Vaughan Jacobsen of the Ogden Standard-Examiner agreed. “A union could demand to know who was for or against the union,” he said. “It’s scary. I appreciate what he’s trying to do here.”
Having come up through the ranks in unions, Steve Rush with Rocky Mountain Power said he’s seen the other side and wants secret balloting to continue.
“It’s an open power grab,” said Rush. “I’m offended. People vote more rationally when the ballot is secret. It makes me crazy when I think of this.”
Chamber President John Pitt pointed out that a secret ballot would protect both parties.
On the flip side, Jacobsen gave an update on a controversial bill regarding the GRAMA laws which provide access to public records. The bill was calling for language changes that could have potentially closed some of those records.

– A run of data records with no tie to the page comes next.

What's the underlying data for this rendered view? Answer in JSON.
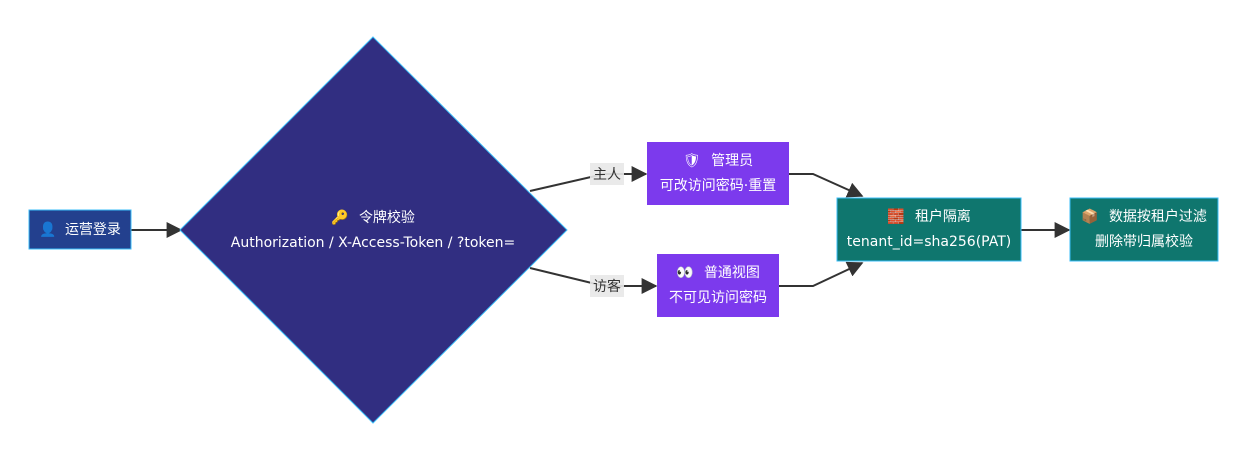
{
  "nodes": {
    "login": {
      "icon": "👤",
      "label": "运营登录",
      "color": "#23408e"
    },
    "token_check": {
      "icon": "🔑",
      "line1": "令牌校验",
      "line2": "Authorization / X-Access-Token / ?token=",
      "color": "#312e81"
    },
    "admin": {
      "icon": "🛡",
      "line1": "管理员",
      "line2": "可改访问密码·重置",
      "color": "#7c3aed"
    },
    "normal_view": {
      "icon": "👀",
      "line1": "普通视图",
      "line2": "不可见访问密码",
      "color": "#7c3aed"
    },
    "tenant_isolation": {
      "icon": "🧱",
      "line1": "租户隔离",
      "line2": "tenant_id=sha256(PAT)",
      "color": "#0f766e"
    },
    "data_filter": {
      "icon": "📦",
      "line1": "数据按租户过滤",
      "line2": "删除带归属校验",
      "color": "#0f766e"
    }
  },
  "edge_labels": {
    "owner": "主人",
    "visitor": "访客"
  },
  "colors": {
    "edge": "#333333",
    "node_border": "#38bdf8",
    "edge_label_bg": "#e8e8e8"
  }
}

“HB122 has worked through the system as it should,” said Jacobsen. “Now all parties have come into harmony with the language of this bill. I applaud this group for standing up and being counted on this (issue).” The committee agreed to support the new amended bill.
Another bill causing concern is SB208, which would mandate all public notices be placed on a state-run website rather than in newspapers.
“We do make money on these (notices),” said Jacobsen of his and other newspapers. “The intention is good, but we’re not ready yet.” He pointed out that although newspapers currently place the notices in print and on the Internet, to go to the Internet only would cut out a large segment of the population.
“Only 29 percent of those over 65 access the Internet,” he said. “Do we want this information controlled only by the government?”
The Clipper also presented its concerns at the meeting.
Meanwhile, Davis County Clerk/Auditor Steve Rawlings said he had spoken with a handful of other Utah auditors about the bill.
“We are all in agreement that transparency is the most important,” he said. “We want to get out as much information (to the public) as possible. We are opposed to this bill.”
Jacobsen and Clipper Executive Editor Rolf Koecher will present the issue at Thursday’s meeting with legislators on Capitol Hill.
Bogey’s owner Mark Livingston asked for the committee’s support on HB347 which deals with clubs.
“This bill makes very good sense,” he said. “There are things we don’t like but the bill addresses every issue that has caused concern. It is really a win-win situation and would be good for restaurants, too.”
Livingston vehemently opposed SB187, however, which he said would double liquor liability, among other restrictions.
“This is the worst piece of legislation I’ve seen in my life,” said Livingston. “With this you’ll never see places like Applebee’s or Chili’s come to Utah. It is just too broad.”
The committee voted to support HB347 and oppose SB187 and will hear from Livingston at the Capitol Hill meeting.